The March to May, better known as the long rains, – is the main rainfall season, particularly in the equatorial parts of the region where it contributes up to 70% of the total annual rainfall.
The Food Security and Nutrition Working Group, co-chaired by IGAD and FAO, estimates that over 29 million people are facing high levels of food insecurity across the IGAD region.
“Already, 15.5 to 16 million of our sisters and brothers are in need of immediate food assistance, due to the drought. This is 6 to 6.5 million in Ethiopia, 3.5 million in Kenya, and 6 million in Somalia. In the southern-central part of Somalia, the situation is catastrophic, with 81,000 people at risk of famine ” explained Dr Workneh Gebeyehu.
Dr Guleid Artan, ICPAC’s Director, added that “the severe shortages in water and pasture are leading to smaller food production, significant losses in livestock and wildlife, and a rise in resource-based conflict in the region. On the outlook, our early warning systems and indicators show the situation worsening in the coming months”.
The Food and Agriculture Organization, Office for the Coordination of Humanitarian Affairs, UN Children’s Fund and World Food Programme issued a joint statement warning that situation is especially dire in Somalia and calling for an immediate injection of funds to enable a scale up of life-saving assistance.
“Somalia is facing famine conditions as a perfect storm of poor rain, skyrocketing food prices and huge funding shortfalls leaves almost 40% of Somalis on the brink,” it said.

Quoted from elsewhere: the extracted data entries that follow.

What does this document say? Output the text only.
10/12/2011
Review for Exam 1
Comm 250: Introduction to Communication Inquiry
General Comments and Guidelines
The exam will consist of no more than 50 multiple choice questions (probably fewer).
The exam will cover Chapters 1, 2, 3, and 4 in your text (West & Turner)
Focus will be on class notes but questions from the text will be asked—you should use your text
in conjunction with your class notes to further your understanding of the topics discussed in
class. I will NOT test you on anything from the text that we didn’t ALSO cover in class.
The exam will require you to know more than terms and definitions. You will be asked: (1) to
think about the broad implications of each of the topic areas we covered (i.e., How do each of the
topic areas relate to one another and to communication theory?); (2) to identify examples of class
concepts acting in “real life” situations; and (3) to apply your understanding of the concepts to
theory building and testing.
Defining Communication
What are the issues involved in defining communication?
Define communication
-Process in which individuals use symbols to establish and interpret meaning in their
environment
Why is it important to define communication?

This follows the release of a new Integrated Food Security Phase Classification (IPC) report that found six million Somalis, or almost 40 per cent of the population, are now facing extreme levels of food insecurity, with pockets of famine conditions likely in six areas of the country. This is nearly a two-fold increase in the number of people facing extreme levels of acute food insecurity since the start of the year.